A solução ou encaminhamento dos desafios nos instiga a reflexão principal: acabar com o racismo pressupõe primeiro, abrir novos caminhos que enseje mudar o mundo a sua volta, e, segundo, inserir no novo mundo relações de igualdade e liberdade da  realidade de negras e negros? A reflexão principal estimula outras. Podemos fazer mais do que se tem feito para acabar com o racismo? Sim podemos ou 'Yes we can'. 

Os que acreditam e participam da resistência nas ruas, desde a histórica semana da consciência negra sob a liderança de Oliveira Silveira (RS), até as passeatas do novembro negro espalhadas em todo território nacional, entram em comunhão e dão visibilidade à perspectiva de acabar com o racismo e os retro-alimentadores. Participe.
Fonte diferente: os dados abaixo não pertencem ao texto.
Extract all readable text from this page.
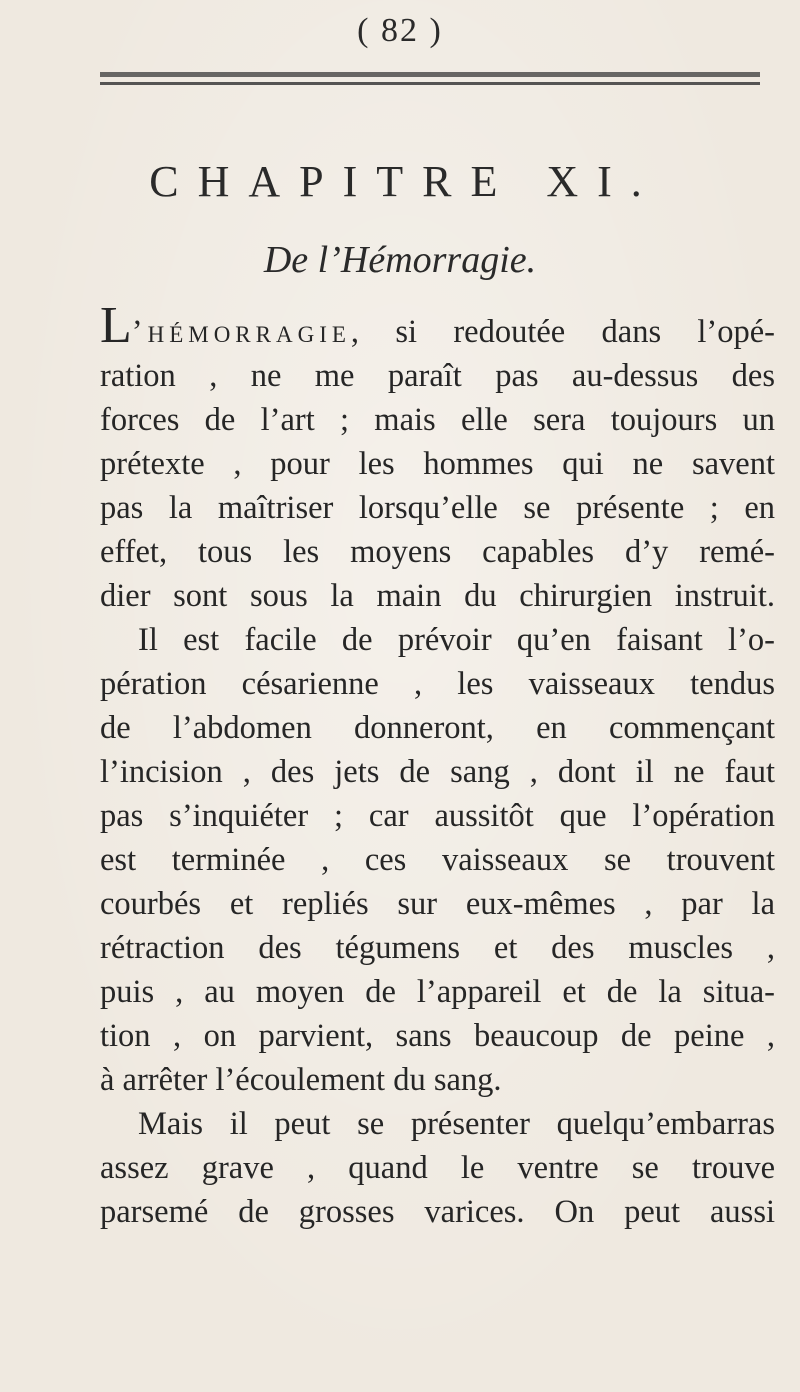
( 82 )
CHAPITRE XI.
De l’Hémorragie.
L’hémorragie, si redoutée dans l’opé-
ration , ne me paraît pas au-dessus des
forces de l’art ; mais elle sera toujours un
prétexte , pour les hommes qui ne savent
pas la maîtriser lorsqu’elle se présente ; en
effet, tous les moyens capables d’y remé-
dier sont sous la main du chirurgien instruit.
Il est facile de prévoir qu’en faisant l’o-
pération césarienne , les vaisseaux tendus
de l’abdomen donneront, en commençant
l’incision , des jets de sang , dont il ne faut
pas s’inquiéter ; car aussitôt que l’opération
est terminée , ces vaisseaux se trouvent
courbés et repliés sur eux-mêmes , par la
rétraction des tégumens et des muscles ,
puis , au moyen de l’appareil et de la situa-
tion , on parvient, sans beaucoup de peine ,
à arrêter l’écoulement du sang.
Mais il peut se présenter quelqu’embarras
assez grave , quand le ventre se trouve
parsemé de grosses varices. On peut aussi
No Brasil, em 2024, às vésperas do novembro negro, relembraremos o cinquentenário do vinte de novembro ressignificado no “Dia da consciência negra”. A data originalmente surgiu como uma simbologia contrária ao assassinato de Zumbi e Dandara e a destruição bélica da resistência no Quilombo dos Palmares. A data foi insistentemente apresentada como dia nacional de luta.    

O sinal amarelo da justiça está piscando clamando emergência e preste atenção...  querem negar a importância dos protestos contra o racismo nas ruas e substituir a participação política nas passeatas e atos do 20 de novembro por aceitação do eventos midiáticos ou  consumo das mercadorias blacks. Os eventos ou assemelhados denominados por ações criativas e empreendedoras viralizam nas redes sociais e dão o tom festivo ao dia 20 de novembro para cancelar a resistência negra na  rua e na historia. Atribuem a vítima do racismo a responsabilidade unilateral de superar as mazelas. Inculcam a ideia da  competição liberal como única via aonde “cada um é estimulado lutar por si próprio com seu mérito e fé contra todos” . Valorizam protagonistas de plantão alegando inclusão social e logo descartam. Estendem a cortina de fumaça para esconder o verdadeiro inimigo e desviar do caminho inovador dos valores capaz de dinamizar a desconstrução do racismo e correlatos.

Axé, Alafia, Amém, Salamaleico, Paz e Bem Viver a toda população.

*Gevanilda Santos é graduada em História e mestre em Sociologia Política pela PUC-SP, professora universitária, pesquisadora das relações sóciorraciais e  ativista da Soweto Organização Negra. 

**Este é um artigo de opinião e não necessariamente expressa a linha editorial do jornal Brasil de Fato.